There is no cure for birth defects. But children can often be treated to help reduce problems. Treatment will depend on your child’s symptoms, age and general health. It will also depend on how severe the condition is. Children may benefit from surgery, medicines, physical or occupational therapy, education intervention, and other types of help. Talk with your child’s healthcare providers about the risks, benefits and possible side effects of all treatments.

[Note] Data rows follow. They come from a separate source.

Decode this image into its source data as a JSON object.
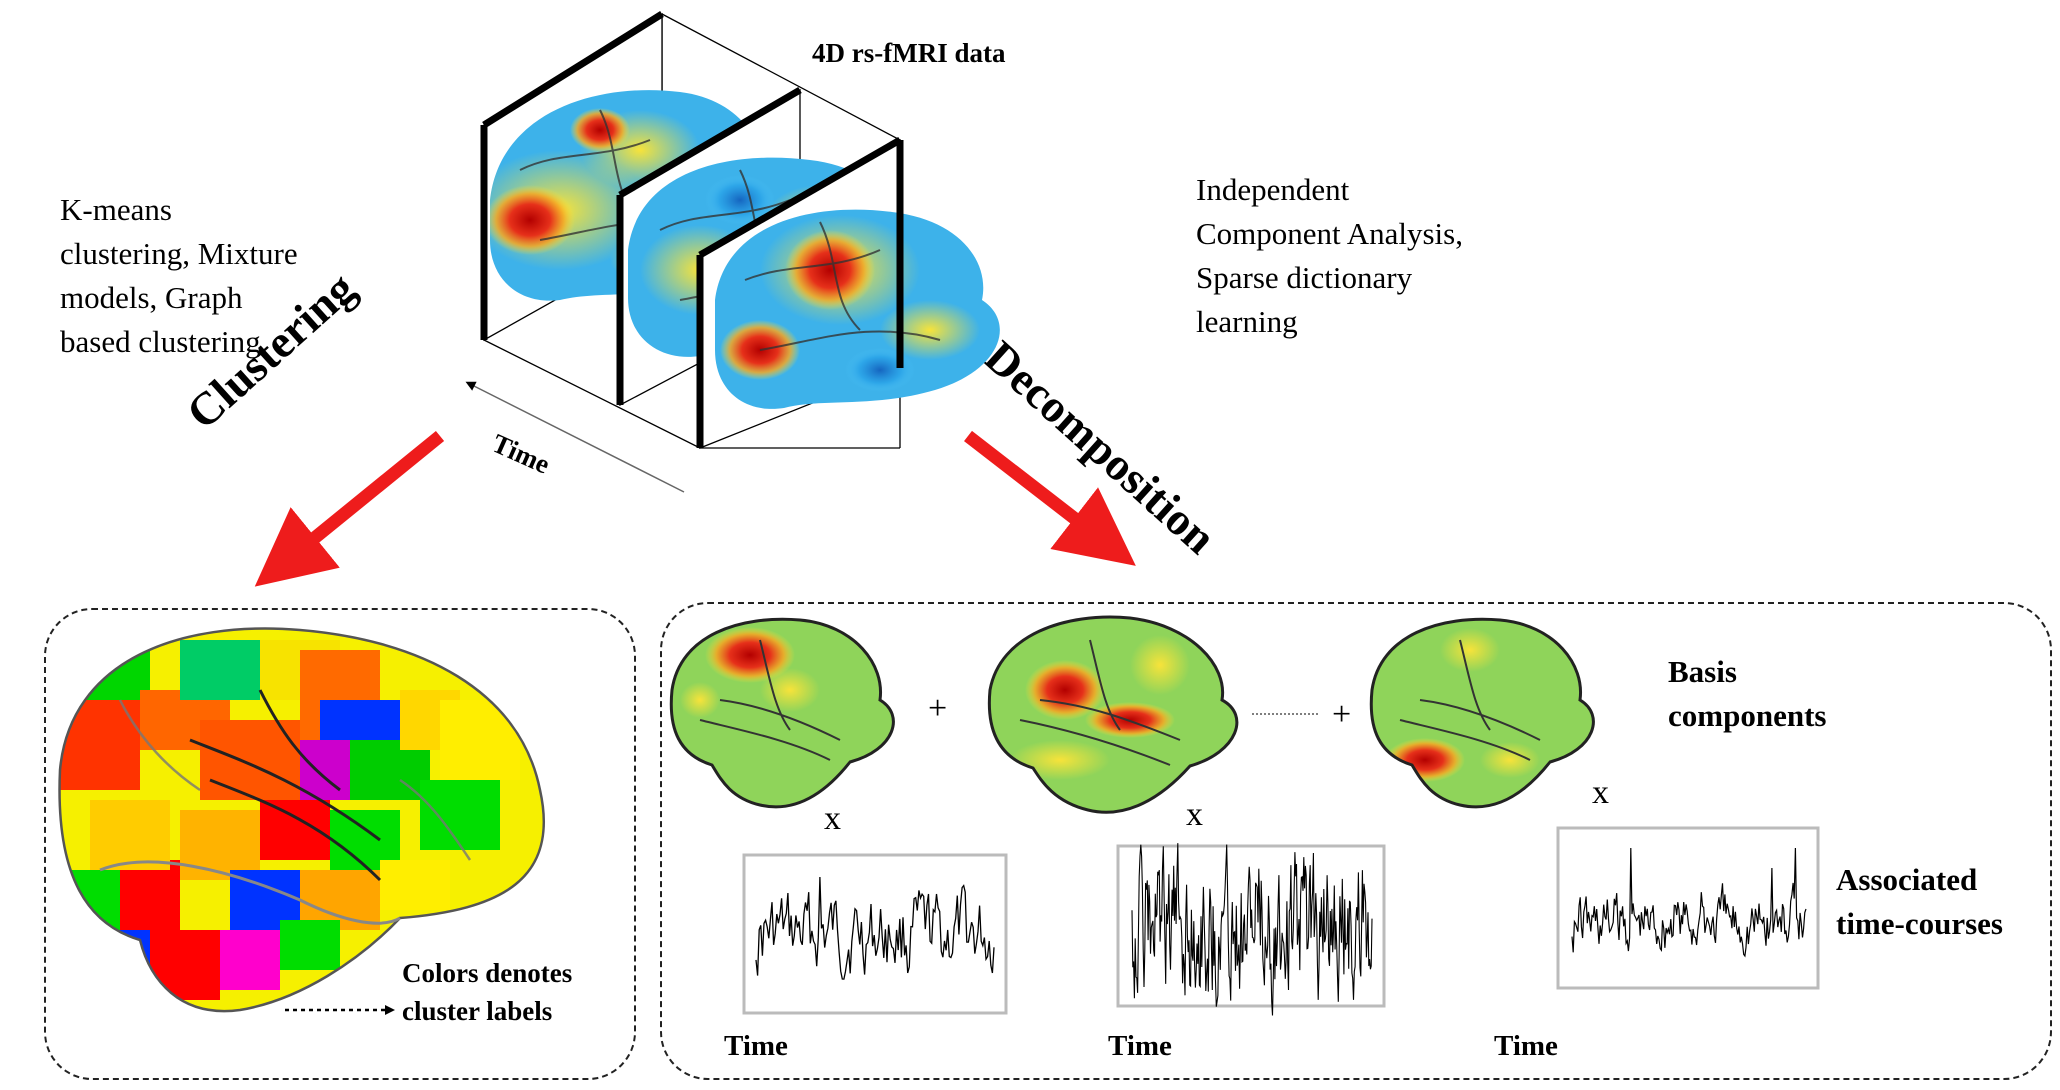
{
  "top": {
    "data_title": "4D rs-fMRI data",
    "time_axis_label": "Time"
  },
  "clustering": {
    "label": "Clustering",
    "methods": [
      "K-means",
      "clustering, Mixture",
      "models, Graph",
      "based clustering"
    ],
    "note_line1": "Colors denotes",
    "note_line2": "cluster labels"
  },
  "decomposition": {
    "label": "Decomposition",
    "methods": [
      "Independent",
      "Component Analysis,",
      "Sparse dictionary",
      "learning"
    ],
    "plus_symbol": "+",
    "times_symbol": "x",
    "basis_line1": "Basis",
    "basis_line2": "components",
    "timecourse_line1": "Associated",
    "timecourse_line2": "time-courses",
    "time_labels": [
      "Time",
      "Time",
      "Time"
    ]
  },
  "colors": {
    "arrow_red": "#ee1c1c",
    "panel_border": "#222222",
    "brain_green": "#8fd45a",
    "heat_red": "#d7191c",
    "heat_yellow": "#f7e33a",
    "heat_blue": "#1f8fe0"
  }
}
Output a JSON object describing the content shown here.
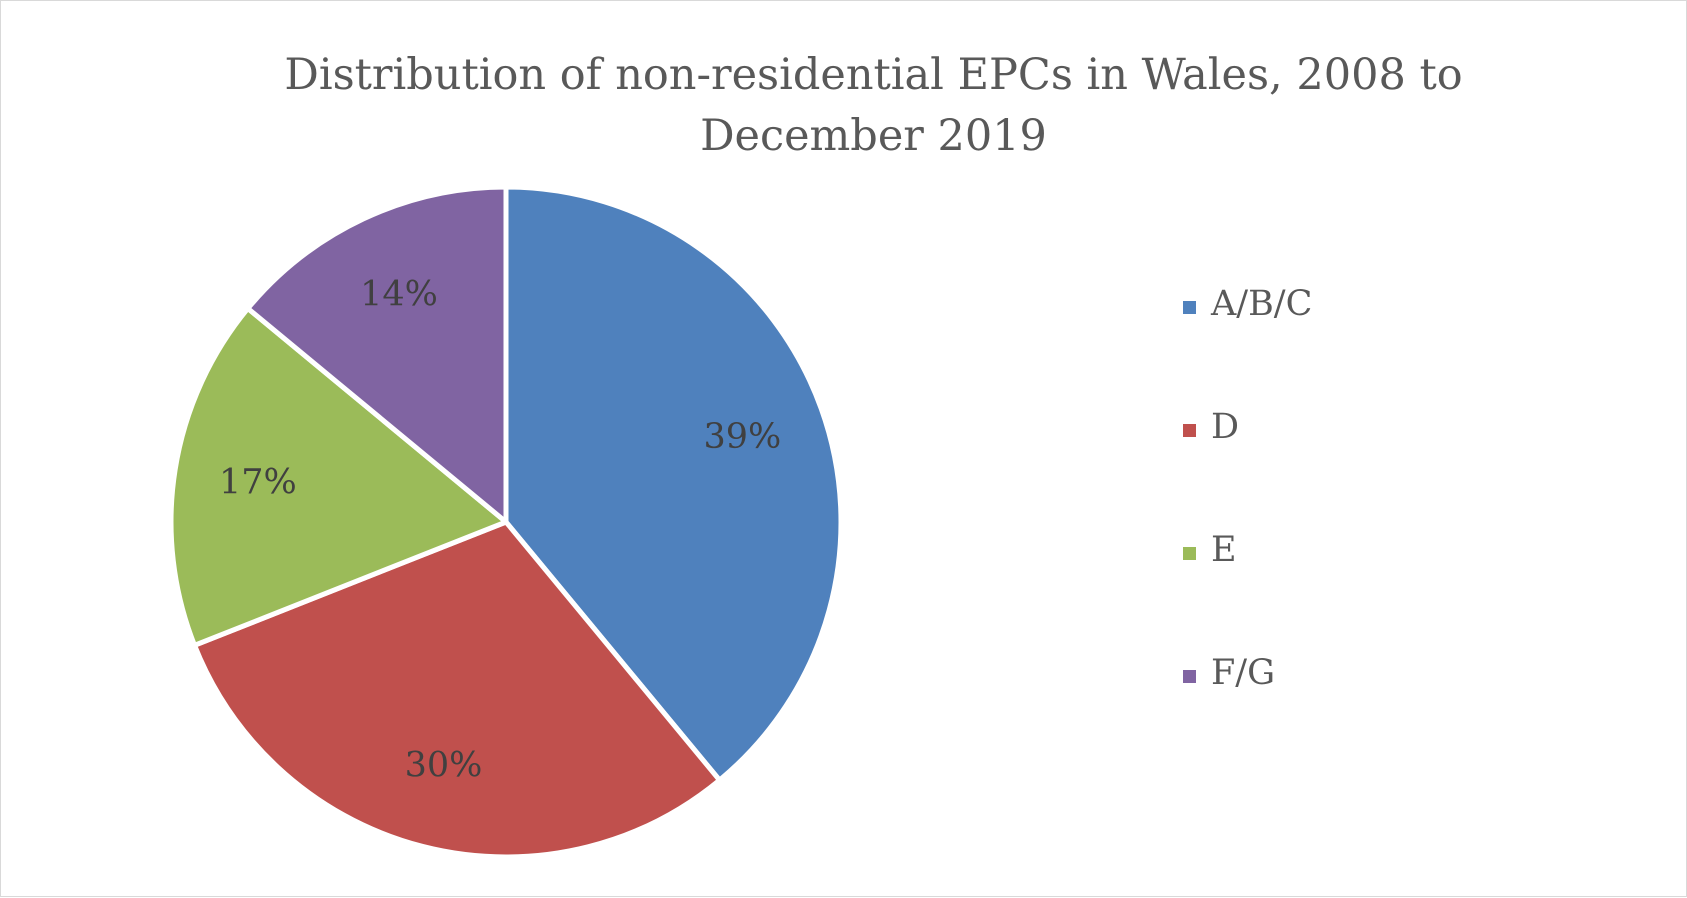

If your baby is born with a birth defect, you can do certain things to take care of yourself and your baby:

• Keep all appointments with your baby’s healthcare provider.
• Talk with your healthcare provider about other providers who will be included in your child’s care. Your child may receive care from a multidisciplinary team. This team may include counselors, social workers, clergy, genetic counselors, dietitians, physical therapists and speech therapists. Your child’s care team will depend on your baby’s condition.
• Call your provider if you are concerned about your baby’s symptoms.
• Think about having genetic testing and counseling to understand your risk.
• Tell others of your baby’s condition. Work with your child’s healthcare provider to create a treatment plan.
• Ask for support from local community services. This may include your faith community and organizations that specialize in birth defects, such as the March of Dimes.

Tips to help you get the most from a visit to your child’s healthcare provider:

• Know the reason for the visit and what you want to happen.
• Before your visit, write down questions you want answered.
• At the visit, write down the name of a new diagnosis, and any new medicines, treatments or tests. Also write down any new instructions your provider gives you for your child.
• Know why a new medicine or treatment is prescribed and how it will help your child. Also know what the side effects are.
• Ask if your child’s condition can be treated in other ways.
• Know why a test or procedure is recommended and what the results could mean.
• Know what to expect if your child does not take the medicine or have the test or procedure.
• If your child has a follow-up appointment, write down the date, time and purpose for that visit.
• Know how you can contact your child’s provider after office hours. This is important if your child becomes ill and you have questions or need advice.